Une revue bimestrielle, exigeante et accessible, au croisement entre le monde de la recherche et les associations de terrain.
Le coût du « social » suscite un vif débat en France. Parce qu’il pèse un tiers du produit intérieur brut, il fait l’objet d’une critique récurrente des organisations patronales, de Bruxelles, d’une partie de la classe politique. « Il y a notamment deux postes qui pèsent sur le travail de manière absurde : la famille et la maladie », selon Pierre Gattaz, président du Medef (Le Monde, 04/01/2014).

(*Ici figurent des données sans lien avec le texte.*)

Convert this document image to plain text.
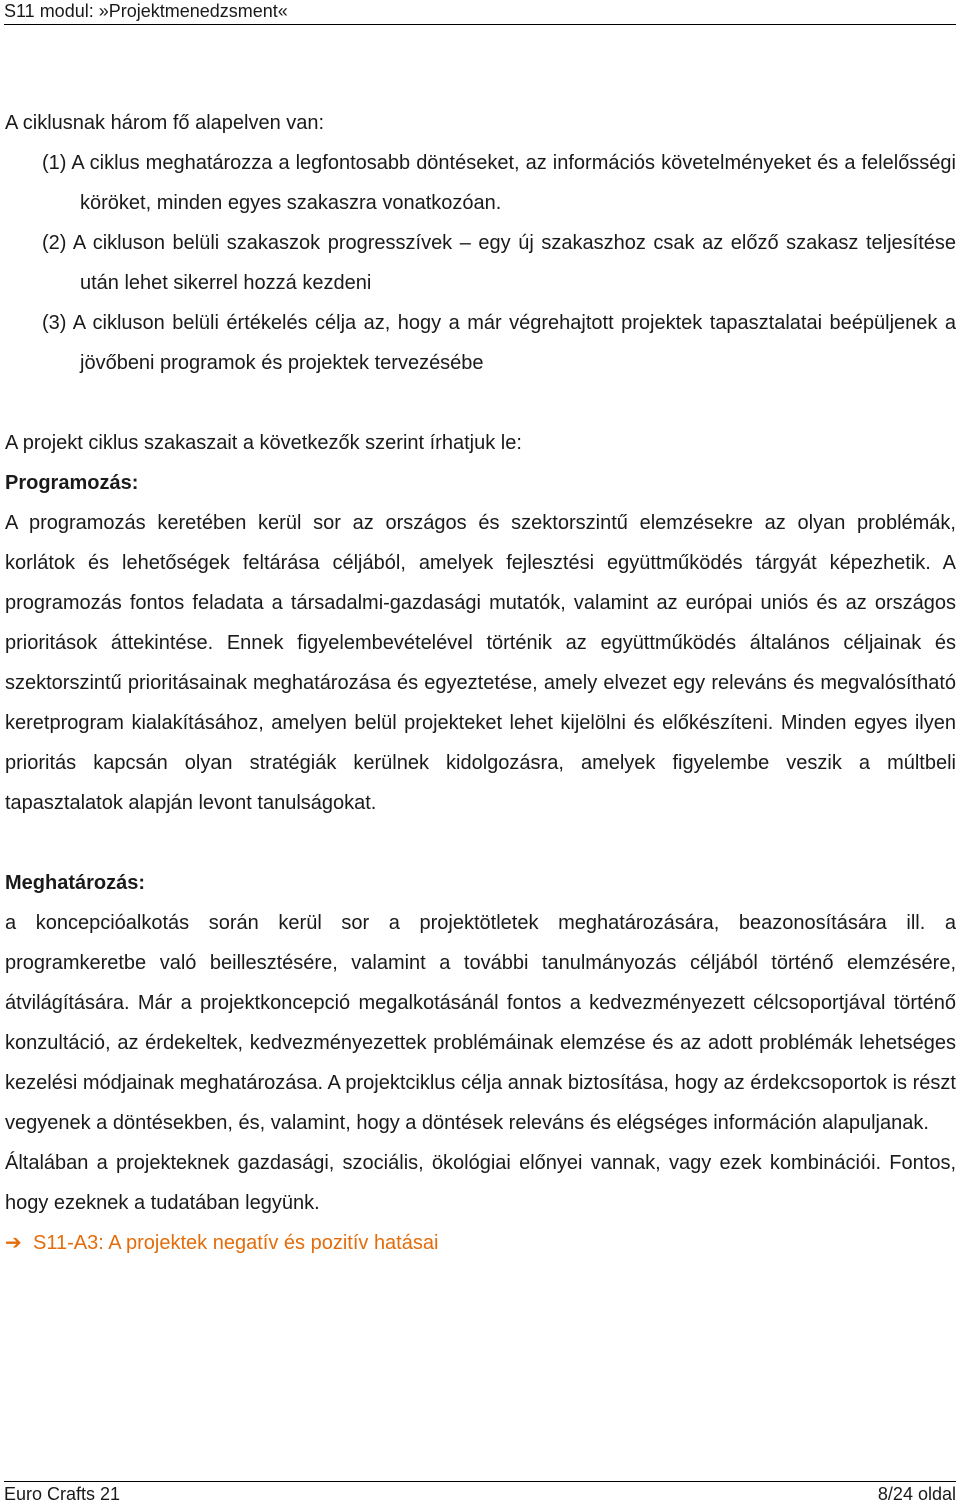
S11 modul: »Projektmenedzsment«

A ciklusnak három fő alapelven van:

(1) A ciklus meghatározza a legfontosabb döntéseket, az információs követelményeket és a felelősségi köröket, minden egyes szakaszra vonatkozóan.

(2) A cikluson belüli szakaszok progresszívek – egy új szakaszhoz csak az előző szakasz teljesítése után lehet sikerrel hozzá kezdeni

(3) A cikluson belüli értékelés célja az, hogy a már végrehajtott projektek tapasztalatai beépüljenek a jövőbeni programok és projektek tervezésébe

A projekt ciklus szakaszait a következők szerint írhatjuk le:

Programozás:

A programozás keretében kerül sor az országos és szektorszintű elemzésekre az olyan problémák, korlátok és lehetőségek feltárása céljából, amelyek fejlesztési együttműködés tárgyát képezhetik. A programozás fontos feladata a társadalmi-gazdasági mutatók, valamint az európai uniós és az országos prioritások áttekintése. Ennek figyelembevételével történik az együttműködés általános céljainak és szektorszintű prioritásainak meghatározása és egyeztetése, amely elvezet egy releváns és megvalósítható keretprogram kialakításához, amelyen belül projekteket lehet kijelölni és előkészíteni. Minden egyes ilyen prioritás kapcsán olyan stratégiák kerülnek kidolgozásra, amelyek figyelembe veszik a múltbeli tapasztalatok alapján levont tanulságokat.

Meghatározás:

a koncepcióalkotás során kerül sor a projektötletek meghatározására, beazonosítására ill. a programkeretbe való beillesztésére, valamint a további tanulmányozás céljából történő elemzésére, átvilágítására. Már a projektkoncepció megalkotásánál fontos a kedvezményezett célcsoportjával történő konzultáció, az érdekeltek, kedvezményezettek problémáinak elemzése és az adott problémák lehetséges kezelési módjainak meghatározása. A projektciklus célja annak biztosítása, hogy az érdekcsoportok is részt vegyenek a döntésekben, és, valamint, hogy a döntések releváns és elégséges információn alapuljanak.

Általában a projekteknek gazdasági, szociális, ökológiai előnyei vannak, vagy ezek kombinációi. Fontos, hogy ezeknek a tudatában legyünk.

➔ S11-A3: A projektek negatív és pozitív hatásai

Euro Crafts 21	8/24 oldal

Progressivement, la protection sociale (financée surtout par les cotisations) et, plus largement, l’action sociale (financée par l’impôt) ne sont plus abordées qu’à travers le seul prisme comptable.
Bien que 70 % des professionnels du secteur soient employés par des associations, la logique de marché (censément plus économe) s’est imposée. Adieu les subventions, bienvenue dans le monde merveilleux des appels d’offres ! Peu soucieuse de cohérence d’ensemble, une vision purement gestionnaire empile les dispositifs, rendant le système illisible, stigmatisant et finalement inefficace (cf. P. Warin). Et l’on prétend n’évaluer l’efficacité du travail social qu’au nombre de personnes relogées, d’emplois retrouvés… Voilà pourtant un métier qui, dans son essence – l’écoute, la parole, le risque de la rencontre – ne se laisse pas réduire à des chiffres (cf. M. Chauvière). L’être humain lui-même est apprécié à l’aune de son coût et de son utilité pour la société, envoyant aux 5 millions de personnes qui souffrent d’isolement et aux 5 millions de chômeurs l’insupportable message de leur inutilité (cf. Magdala et « Fous d’art solidaires »).
À coup de « combien ? », la logique comptable en oublie le « pourquoi ? ». Pourquoi l’action sociale ? Pourquoi le travail social ? S’agit-il de mettre les « inutiles » à la casse, pour les faire taire ou les broyer un peu plus encore ? De réparer des individus comme on répare une machine, afin qu’ils rendent les services que la société (ou la machine économique) attend d’eux ? Ou bien de repriser un tissu social déchiré ?
L’État social, imaginé au XIXe siècle, porté sur les fonts baptismaux au sortir de la guerre, a institutionnalisé la solidarité autour d’un socle de droits, universel, qui devait permettre à l’individu d’exprimer sa singularité. Est-ce une référence suffisante aujourd’hui ? Elle reste précieuse, à l’heure où le ciblage des mesures sociales met en péril le droit commun. À l’heure, aussi, où la société pointe un doigt accusateur vers les plus fragiles. Dès lors que les droits proclamés1 ne sont, dans les faits, pas opposables, c’est la société qui contracte une dette envers l’individu auquel elle n’a pas su donner toute sa place.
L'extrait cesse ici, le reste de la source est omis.